Wrong, which should be evident to anyone who reads the entire paragraph 
as the complete thought exposition it was meant to be. Beside which, 
this negative ad hominem comment is irrelevant to the rest of your post 
about the Liskov Substitution Principle.

The rest of the paragraph, in two more pieces:

>> Second, a tuple instance can have any length and
>> different instances can have different lengths. On the other hand, all
>> instances of a particular namedtuple class have a fixed length.

In other words, neither the namedtuple object nor any namedtuple class 
object can fully substitute for the tuple class object. Nor can 
instances of any namedtuple class fully substitute for instances of the 
tuple class. Therefore, I claim, the hope that "namedtuples could be 
used as replacements for tuples in all instances" is a futile hope, 
however one interprets that hope.

 >> This affects their initialization.

Part of the effect is independent of initialization. Even if namedtuples 
were initialized by iterator, there would still be glitches. In 
particular, even if John's named tuple class B *could* be initialized as 
B((1,2,3)), it still could not be substituted for t in the code below.

 >>> t = (1,2,3)
 >>> type(t) is type(t[1:])
True
 >>> type(t)(t[1:])
(2, 3)

As far as read access goes, B effectively is a tuple. As soon as one 
uses type() directly or indirectly (by creating new objects), there may 
be problems. That is because the addition of field names *also* adds a 
length constraint, which is a subtraction of flexibility.

---
Liskov Substitution Principle (LSP): I met this over 15 years ago 
reading debates among OOP enthusiasts about whether Rectangle should be 
a subclass of Square or Square a subclass of Rectangle, and similarly, 
whether Ostrich can be a legitimate subclass of Bird.

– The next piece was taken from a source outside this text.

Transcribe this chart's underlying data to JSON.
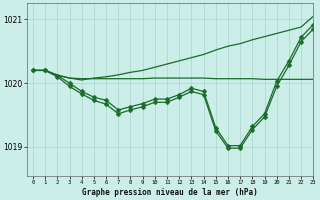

The problem I see with the LSP for modeling either abstract or concrete 
entities is that we in fact do define subclasses by subtraction or 
limitation, as well as by augmentation, while the LSP only allows the 
latter.

On answer to the conundrums above to to add Parallelepiped as a 
superclass for both Square and Rectangle and Flying_bird as an 
additional subclass of Bird. But then the question becomes: Does obeying 
the LSP count as 'necessity' when one is trying to follow Ockham's 
principle of not multiplying classes without necessity?